リコールについての義務を国際慣習と一体化させることを明確化
張局長は、新消費者権利保護法により消費者の権利保護の規定が細分化され、個人情報の保護が明確化され、商品およびサービスに対する「三保証」規定が完備され、詐欺行為に対する罰則が厳しくなり、経営者の義務と責任が重くなったと指摘する。また、新消費者権利保護法は、経営者の義務と責任についての内容に関する修正が最も多く、経営者が自覚的に法定の義務を履行し、消費者の権利の維持と社会的な責任を負うという立法の精神を表しているとのことである。

具体的には、以下の3点にそれが表れている。
①初めて法のレベルから経営者が欠陥商品をリコールする義務を明確化したこと。経営者が提供した商品またはサービスに欠陥があり、人身・財産の安全に危険を及ぼすことを発見した場合、生産・販売の停止、リコール、無害化処理等の危険を取り除く措置を講じることを規定した。当該規定は自動車という商品のみリコールが行われていたという限界を打ち破り、更に国際慣習と一体化するものとした。
②経営者の立証責任を明確化したこと。経営者が提供した自動車、コンピュータ、テレビ、冷蔵庫、エアコン、洗濯機等の耐久消費財または装飾内装等のサービスについて、6ヶ月以内に瑕疵についての紛争が発生した場合、経営者側が瑕疵に関する立証責任を負うことを規定した。立証責任を消費者から経営者へ移行したことは消費者の権利維持の難し、権利維持コストが高いという問題を解消する利器となる。

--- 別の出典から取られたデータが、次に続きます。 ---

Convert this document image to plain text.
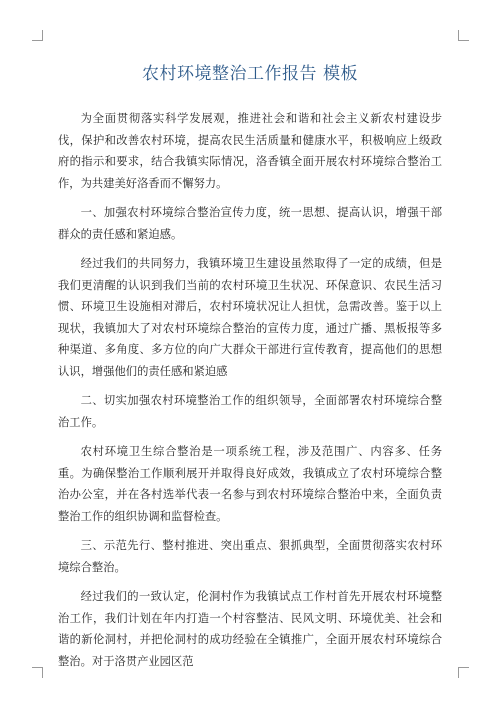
农村环境整治工作报告 模板

为全面贯彻落实科学发展观，推进社会和谐和社会主义新农村建设步伐，保护和改善农村环境，提高农民生活质量和健康水平，积极响应上级政府的指示和要求，结合我镇实际情况，洛香镇全面开展农村环境综合整治工作，为共建美好洛香而不懈努力。

一、加强农村环境综合整治宣传力度，统一思想、提高认识，增强干部群众的责任感和紧迫感。

经过我们的共同努力，我镇环境卫生建设虽然取得了一定的成绩，但是我们更清醒的认识到我们当前的农村环境卫生状况、环保意识、农民生活习惯、环境卫生设施相对滞后，农村环境状况让人担忧，急需改善。鉴于以上现状，我镇加大了对农村环境综合整治的宣传力度，通过广播、黑板报等多种渠道、多角度、多方位的向广大群众干部进行宣传教育，提高他们的思想认识，增强他们的责任感和紧迫感

二、切实加强农村环境整治工作的组织领导，全面部署农村环境综合整治工作。

农村环境卫生综合整治是一项系统工程，涉及范围广、内容多、任务重。为确保整治工作顺利展开并取得良好成效，我镇成立了农村环境综合整治办公室，并在各村选举代表一名参与到农村环境综合整治中来，全面负责整治工作的组织协调和监督检查。

三、示范先行、整村推进、突出重点、狠抓典型，全面贯彻落实农村环境综合整治。

经过我们的一致认定，伦洞村作为我镇试点工作村首先开展农村环境整治工作，我们计划在年内打造一个村容整洁、民风文明、环境优美、社会和谐的新伦洞村，并把伦洞村的成功经验在全镇推广，全面开展农村环境综合整治。对于洛贯产业园区范
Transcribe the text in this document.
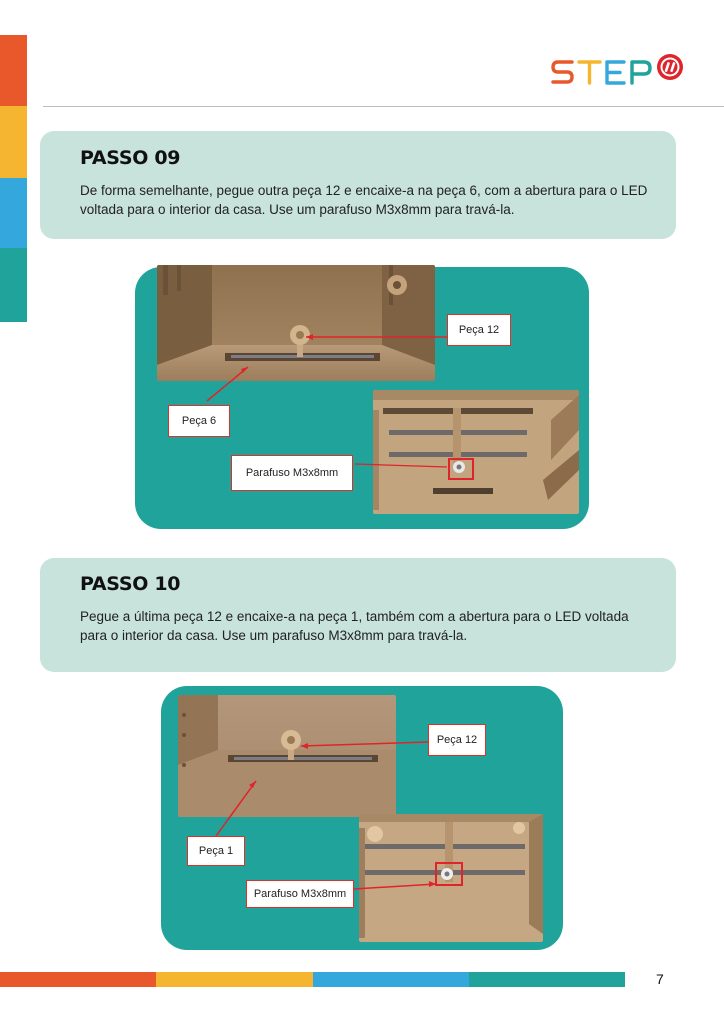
PASSO 09
De forma semelhante, pegue outra peça 12 e encaixe-a na peça 6, com a abertura para o LED voltada para o interior da casa. Use um parafuso M3x8mm para travá-la.
Peça 12
Peça 6
Parafuso M3x8mm
PASSO 10
Pegue a última peça 12 e encaixe-a na peça 1, também com a abertura para o LED voltada para o interior da casa. Use um parafuso M3x8mm para travá-la.
Peça 12
Peça 1
Parafuso M3x8mm
7
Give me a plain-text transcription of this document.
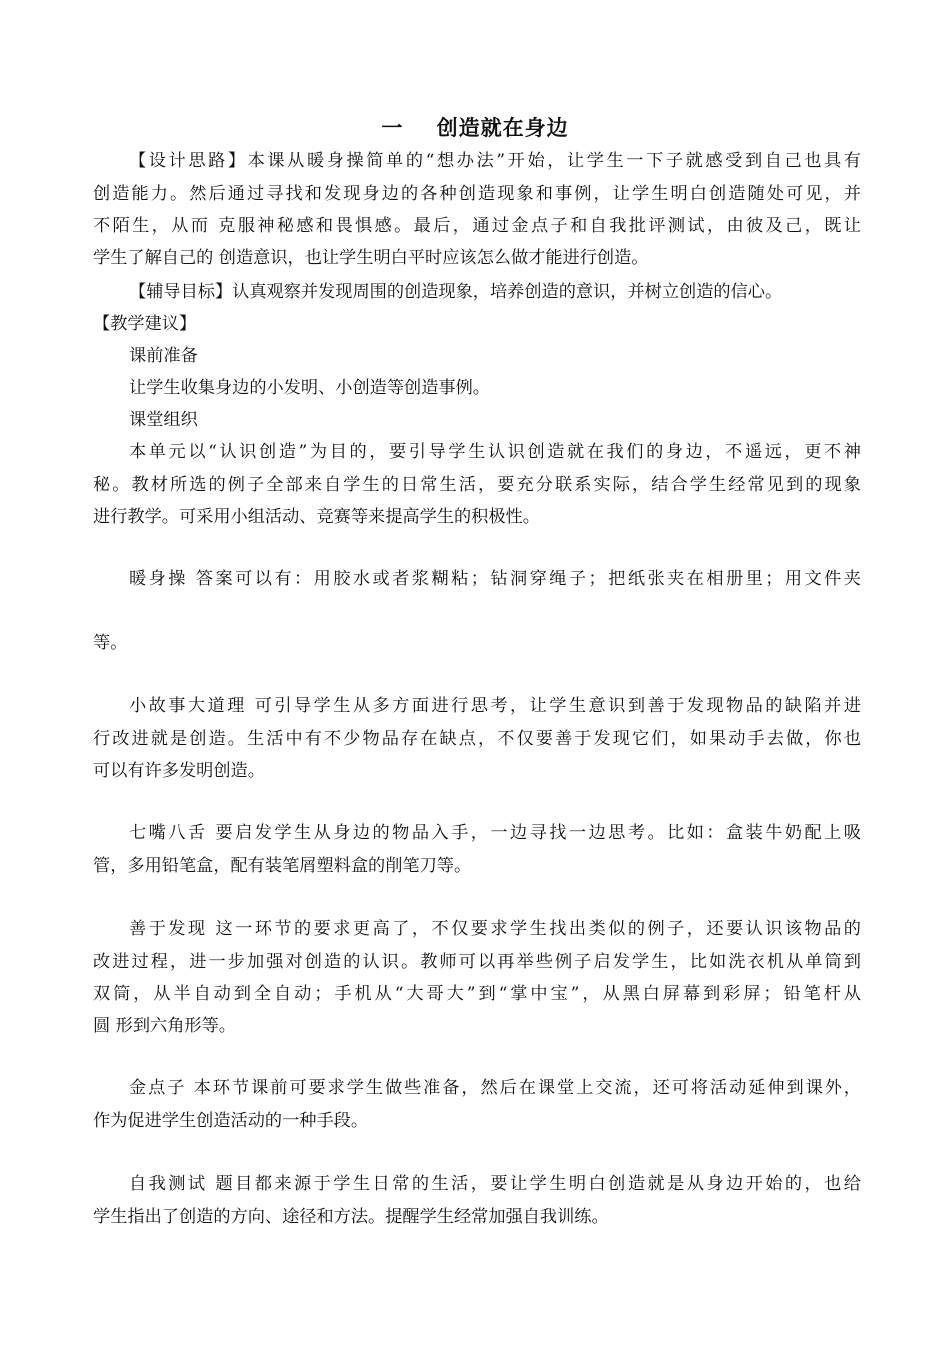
一    创造就在身边
【设计思路】本课从暖身操简单的“想办法”开始，让学生一下子就感受到自己也具有
创造能力。然后通过寻找和发现身边的各种创造现象和事例，让学生明白创造随处可见，并
不陌生，从而 克服神秘感和畏惧感。最后，通过金点子和自我批评测试，由彼及己，既让
学生了解自己的 创造意识，也让学生明白平时应该怎么做才能进行创造。
【辅导目标】认真观察并发现周围的创造现象，培养创造的意识，并树立创造的信心。
【教学建议】
课前准备
让学生收集身边的小发明、小创造等创造事例。
课堂组织
本单元以“认识创造”为目的，要引导学生认识创造就在我们的身边，不遥远，更不神
秘。教材所选的例子全部来自学生的日常生活，要充分联系实际，结合学生经常见到的现象
进行教学。可采用小组活动、竞赛等来提高学生的积极性。
暖身操 答案可以有：用胶水或者浆糊粘；钻洞穿绳子；把纸张夹在相册里；用文件夹
等。
小故事大道理 可引导学生从多方面进行思考，让学生意识到善于发现物品的缺陷并进
行改进就是创造。生活中有不少物品存在缺点，不仅要善于发现它们，如果动手去做，你也
可以有许多发明创造。
七嘴八舌 要启发学生从身边的物品入手，一边寻找一边思考。比如：盒装牛奶配上吸
管，多用铅笔盒，配有装笔屑塑料盒的削笔刀等。
善于发现 这一环节的要求更高了，不仅要求学生找出类似的例子，还要认识该物品的
改进过程，进一步加强对创造的认识。教师可以再举些例子启发学生，比如洗衣机从单筒到
双筒，从半自动到全自动；手机从“大哥大”到“掌中宝”，从黑白屏幕到彩屏；铅笔杆从
圆 形到六角形等。
金点子 本环节课前可要求学生做些准备，然后在课堂上交流，还可将活动延伸到课外，
作为促进学生创造活动的一种手段。
自我测试 题目都来源于学生日常的生活，要让学生明白创造就是从身边开始的，也给
学生指出了创造的方向、途径和方法。提醒学生经常加强自我训练。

③広告経営、掲出各側の責任を強化したこと。消費者の生命や健康に関わる商品またはサービスに対する虚偽の広告により、消費者が損害を被った場合、広告経営者、掲出者と当該商品を提供するかサービスを提供する経営者の連帯責任を規定した。これと同時に消費者へ商品を勧めるかサービスを行う団体、組織、個人も法に基づいて連帯責任を負うと規定した。
ネットショッピングにおける法の抜け穴を補完
今回の法改正のもう一つの目玉は、ネットショッピングなどの新たな消費形態への制度化を強化した点である。張局長は、新消費者権利保護法は、ネットショッピング、個人情報保護等、新興分野に典型的な問題を制度化し、更に法の抜け穴を補完したと述べた。インターネット、テレビ等のバーチャルショッピングおよび金融サービスの経営者は、消費者に真実で必要な情報を提供しなければならないと規定した。一部の返品することが難しい商品を除いて、消費者は商品を受領してから7日間は返品する権利があり、理由はいらないと規定した。ネット取引ウェブサイトの経営者の責任を規定し、更に消費者を損害賠償請求権により保護すると規定した。経営者が侵害を停止し、悪影響を取り除き、消費者の損失を賠償する等、民事責任を負うものと規定した。これらは、消費ブームの起きている新たな状況での難問への回答と解決方法を規定するものである。
公益訴訟が社会的管理の新たな形を具体化
更に新消費者権利保護法は、行政機関の監督管理責任を明確化し、消費者への権利侵害や違法行為に対する罰則を強化した。新消費者権利保護法は行政機関へ欠陥商品やサービスに対する強制措置の権限を授け、消費者から苦情申し立てがあってから7日以内に回答しなければならないという時間制限を明確化した。新消費者保護法は、消費者の権利を損なう行為に対する行政罰が厳しくなった。生産日の改竄、行政機関から命令された欠陥商品またはサービスの販売停止、警告、リコール等の処理措置を拒否したか引き伸ばした者に対しては、いずれも行政上の責任を規定した。
 

 その他、新消費者権利保護法では、消費者協会の性格と機能を明確化し、各レベルの人民政府の消費者協会が機能を果たすことに対して必要な経費を支出することを明確化し、消費者協会が公益的な機能を担い、特に消費者協会に公益訴訟を提起する機能を追加することを明確化し、新たな状況における消費者保護業務に対して社会的な管理を強化し、管理方法を創造し、社会の監督機能を十分に発揮するという新たな特徴を具体化している。